Lihatlah kondisi mesjid sebelum, ketika, dan setelah ramadhan. Sebelum ramadhan mayoritas mesjid jarang dikunjungi oleh jamaah. Lantunan ayat-ayat illahi pun jarang dikumandangkan. Tapi, Sungguh luar biasa, ketika bulan ramadhan shaf shalat berjamaah bertambah, kegiatan pengajian meningkat, lantunan ayat-ayat suci al qur’an dan shalawat nabi menggema di udara , pengajian dan pengkajian ilmu keislaman hampir sudah menjadi rutinitas. Setelah ramadhan berlalu, kondisi mesjid kembali seperti semula.

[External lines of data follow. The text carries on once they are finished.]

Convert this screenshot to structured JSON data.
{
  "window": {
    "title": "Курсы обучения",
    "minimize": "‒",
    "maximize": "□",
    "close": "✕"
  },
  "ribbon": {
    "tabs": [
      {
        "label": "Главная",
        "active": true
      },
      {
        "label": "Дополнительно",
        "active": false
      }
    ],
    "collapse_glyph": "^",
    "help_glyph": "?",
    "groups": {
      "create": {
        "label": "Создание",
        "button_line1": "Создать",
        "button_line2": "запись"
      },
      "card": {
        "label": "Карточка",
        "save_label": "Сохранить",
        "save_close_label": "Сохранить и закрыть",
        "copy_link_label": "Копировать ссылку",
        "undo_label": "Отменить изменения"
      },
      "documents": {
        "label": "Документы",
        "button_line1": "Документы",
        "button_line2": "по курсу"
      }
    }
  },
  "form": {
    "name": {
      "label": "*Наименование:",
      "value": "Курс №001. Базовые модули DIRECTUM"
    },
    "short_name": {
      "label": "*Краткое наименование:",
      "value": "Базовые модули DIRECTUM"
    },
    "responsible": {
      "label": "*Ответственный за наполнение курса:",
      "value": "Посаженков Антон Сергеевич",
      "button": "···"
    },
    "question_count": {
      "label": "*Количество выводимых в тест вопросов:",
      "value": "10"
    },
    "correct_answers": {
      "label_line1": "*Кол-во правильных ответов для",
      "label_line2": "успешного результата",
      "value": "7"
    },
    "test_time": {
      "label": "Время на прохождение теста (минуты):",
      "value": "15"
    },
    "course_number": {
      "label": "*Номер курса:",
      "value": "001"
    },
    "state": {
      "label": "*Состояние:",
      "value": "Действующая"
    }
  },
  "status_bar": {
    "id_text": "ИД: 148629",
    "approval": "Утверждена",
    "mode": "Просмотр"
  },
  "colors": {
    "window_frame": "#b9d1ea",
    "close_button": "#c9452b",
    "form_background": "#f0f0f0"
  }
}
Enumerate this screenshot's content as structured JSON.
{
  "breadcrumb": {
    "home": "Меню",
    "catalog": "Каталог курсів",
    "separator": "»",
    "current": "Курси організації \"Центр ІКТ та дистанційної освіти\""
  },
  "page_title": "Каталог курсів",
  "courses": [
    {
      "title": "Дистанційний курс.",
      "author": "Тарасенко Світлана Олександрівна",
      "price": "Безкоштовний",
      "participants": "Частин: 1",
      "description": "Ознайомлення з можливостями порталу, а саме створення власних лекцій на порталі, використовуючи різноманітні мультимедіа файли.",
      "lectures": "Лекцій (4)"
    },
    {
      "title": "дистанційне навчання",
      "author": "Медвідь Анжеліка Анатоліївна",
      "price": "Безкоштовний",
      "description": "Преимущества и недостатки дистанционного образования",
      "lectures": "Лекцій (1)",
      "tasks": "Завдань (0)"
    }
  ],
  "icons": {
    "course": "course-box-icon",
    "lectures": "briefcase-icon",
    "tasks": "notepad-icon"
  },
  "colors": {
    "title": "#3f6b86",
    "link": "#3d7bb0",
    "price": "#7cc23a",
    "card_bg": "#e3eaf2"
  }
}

Gambaran di atas membuktikan begitu besarnya peran ramadhan dalam meningkatkan kualitas ibadah kita. Pada bulan ini, Allah swt melipatgandakan pahala bagi orang yang beribadah dengan ikhlas kepada-Nya. Nilai shalat sunnah sama dengan shalat fardhu. Pahala sedekah dilipatgandakan menjadi ratusan kali lipat. Pengampunan dosa dan noda di kumandangkan. Hal inilah yang membuat meningkatnya kualitas dan kuantitas ibadah di bulan ramadhan.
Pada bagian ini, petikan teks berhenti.